The Bourne shell script do_imgs converts the monthly average and composite monthly average files into GIF and PICT images. This script uses two programs from the freely available PbmPlus toolkit developed by Jeff Poskanzer.
The ETOPO5 global gridded elevation and bathymetry data set describes world topography on a grid whose cells measure 5 minutes of latitude by 5 minutes of longitude. Since the ice-concentration data are given in a polar stereographic projection, the elevation of cells in the ice-concentration grid must be determined by appropriately sampling or interpolating the ETOPO5 data. Because the ETOPO5 grid is finer than the ice-concentration grid, a sampling algorithm was combined with a spatial averaging scheme to derive the desired elevation data. The program that implements this algorithm is called topo.c; its strategy is to find the ice grid cell coordinates of the center of each ETOPO5 cell and to calculate the average depth of all of the ETOPO5 cells that fall within an ice grid cell. The results are two 16-bit images with big- endian byte ordering in which each signed 16-bit word describes the average depth or elevation in meters (sea level is zero) of a cell in the ice-concentration grid.
Along with the 16-bit depth data files, displayable images are created using depthppm.c in portable pixmap format, and from that intermediate stage, GIF and PICT images are created using the PbmPlus toolkit. Depthppm reduces the complexity of the depth data by assigning one color to a range of depths. The relationship between depth ranges and colors is given in the source-code file depthppm.c.
The Bourne shell script do_topo carries out these operations.
One of the principal derivative products of this data set is a set of ice-concentration grids in which the grid cell size and position match those produced by the USGS PRISM project for its reconstruction of the climate of the Pliocene, a warm interval about 3 million years before present. These grids are tab-delimited ASCII files suitable for use in spreadsheet programs; each cell of the spreadsheet represents the ice-concentration value of one grid cell measuring 2 degrees latitude by 2 degrees longitude. This calculation is carried out by the Bourne shell script do_tabs.
The procedure is to use a list of the geographic coordinates of the grid cell centers as the request file for the program u_rtrv. The result is a table where each row is a grid cell, and columns 3 through 14 represent the ice-concentration profile for each grid cell (columns 1 and 2 reiterate the grid cell coordinates).
The grid cell centers are given in the files grid_n.2x2 and grid_s.2x2 for the Northern and Southern Hemispheres, respectively.
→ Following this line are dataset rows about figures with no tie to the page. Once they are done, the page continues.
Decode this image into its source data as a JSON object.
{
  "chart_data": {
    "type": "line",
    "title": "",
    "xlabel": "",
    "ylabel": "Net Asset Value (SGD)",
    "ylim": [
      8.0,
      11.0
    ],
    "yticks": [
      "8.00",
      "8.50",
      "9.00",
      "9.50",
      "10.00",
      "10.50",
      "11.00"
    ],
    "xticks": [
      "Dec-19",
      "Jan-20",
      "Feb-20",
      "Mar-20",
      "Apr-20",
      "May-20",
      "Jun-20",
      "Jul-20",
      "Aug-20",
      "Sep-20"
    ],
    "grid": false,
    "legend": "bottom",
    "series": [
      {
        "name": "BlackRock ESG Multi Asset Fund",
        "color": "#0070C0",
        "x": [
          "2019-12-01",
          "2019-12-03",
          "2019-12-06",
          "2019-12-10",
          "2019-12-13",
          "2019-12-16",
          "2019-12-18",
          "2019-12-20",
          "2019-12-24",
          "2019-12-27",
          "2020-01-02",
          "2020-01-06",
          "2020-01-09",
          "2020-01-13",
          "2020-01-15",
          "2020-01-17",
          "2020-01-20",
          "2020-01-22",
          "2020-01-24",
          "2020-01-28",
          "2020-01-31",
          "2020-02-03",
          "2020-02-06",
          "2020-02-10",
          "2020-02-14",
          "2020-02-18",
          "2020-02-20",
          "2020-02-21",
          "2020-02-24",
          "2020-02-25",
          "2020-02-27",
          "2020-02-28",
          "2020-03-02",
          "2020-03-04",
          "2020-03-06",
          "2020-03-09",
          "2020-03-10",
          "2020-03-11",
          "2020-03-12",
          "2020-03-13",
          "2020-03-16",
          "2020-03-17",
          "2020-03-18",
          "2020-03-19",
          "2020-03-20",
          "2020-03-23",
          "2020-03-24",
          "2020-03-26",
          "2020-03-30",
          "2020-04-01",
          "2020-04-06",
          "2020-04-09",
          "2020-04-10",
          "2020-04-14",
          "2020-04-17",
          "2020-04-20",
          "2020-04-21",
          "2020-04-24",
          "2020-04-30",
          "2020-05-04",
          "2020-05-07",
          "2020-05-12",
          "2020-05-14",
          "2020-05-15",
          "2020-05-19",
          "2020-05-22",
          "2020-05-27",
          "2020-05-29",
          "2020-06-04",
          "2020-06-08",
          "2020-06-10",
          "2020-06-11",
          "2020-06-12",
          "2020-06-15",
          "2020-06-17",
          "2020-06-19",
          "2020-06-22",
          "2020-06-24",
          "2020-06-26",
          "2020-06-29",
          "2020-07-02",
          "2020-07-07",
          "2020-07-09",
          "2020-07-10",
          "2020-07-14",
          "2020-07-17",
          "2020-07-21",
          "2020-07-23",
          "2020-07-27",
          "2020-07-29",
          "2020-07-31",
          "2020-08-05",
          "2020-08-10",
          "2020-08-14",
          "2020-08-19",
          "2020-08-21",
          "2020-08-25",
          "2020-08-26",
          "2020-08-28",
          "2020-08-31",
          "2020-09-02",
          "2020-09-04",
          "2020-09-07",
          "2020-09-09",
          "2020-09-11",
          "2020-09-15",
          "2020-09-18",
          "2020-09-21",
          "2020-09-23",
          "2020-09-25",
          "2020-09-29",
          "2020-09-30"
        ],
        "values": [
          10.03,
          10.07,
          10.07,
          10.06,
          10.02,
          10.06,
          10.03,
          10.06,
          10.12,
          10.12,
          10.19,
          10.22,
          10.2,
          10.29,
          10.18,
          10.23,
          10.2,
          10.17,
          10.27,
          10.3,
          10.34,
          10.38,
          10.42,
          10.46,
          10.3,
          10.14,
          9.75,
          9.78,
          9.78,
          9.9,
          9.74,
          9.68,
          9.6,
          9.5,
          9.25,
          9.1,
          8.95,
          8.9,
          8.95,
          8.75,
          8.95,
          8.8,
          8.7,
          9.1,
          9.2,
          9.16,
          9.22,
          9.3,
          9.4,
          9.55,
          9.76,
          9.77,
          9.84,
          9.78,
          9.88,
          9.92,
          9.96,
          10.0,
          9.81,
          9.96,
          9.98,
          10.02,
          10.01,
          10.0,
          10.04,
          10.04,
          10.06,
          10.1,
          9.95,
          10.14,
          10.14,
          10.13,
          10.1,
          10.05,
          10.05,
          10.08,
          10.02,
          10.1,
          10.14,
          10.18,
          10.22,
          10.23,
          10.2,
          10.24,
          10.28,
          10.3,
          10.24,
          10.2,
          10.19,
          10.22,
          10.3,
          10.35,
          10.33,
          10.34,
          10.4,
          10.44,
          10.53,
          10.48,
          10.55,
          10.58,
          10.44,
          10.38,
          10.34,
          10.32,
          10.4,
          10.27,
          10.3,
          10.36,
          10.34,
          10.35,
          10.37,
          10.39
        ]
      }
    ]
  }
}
The output of u_rtrv is stored in the files arctic.2x2 and antarctic.2x2.
By using the UNIX cut command, the columns themselves were isolated in separate files, and the program table.c was used to rearrange each column into a tab-delimited ASCII table suitable for entry into a spreadsheet.
Gloersen, P., Campbell, W.J., Cavalieri, D.J., Comiso, J.C., Parkinson, C.L., and Zwally, H.J., 1993, Arctic and Antarctic sea-ice, 1978-1987: Satellite passive-microwave observations and analysis: NASA Special Publication no. 511, 290 p.
National Snow and Ice Data Center, 1994, Nimbus-7 SMMR polar radiances and Arctic and Antarctic sea ice concentrations on CD-ROM user's guide, version 3: Boulder, Colorado, National Snow and Ice Data Center, 23 p.
National Snow and Ice Data Center, 1992, DMSP SSM/I brightness temperature and sea ice concentration grids for the polar regions on CD-ROM, User's guide: National Snow and Ice Data Center Special Report 1, [300 p].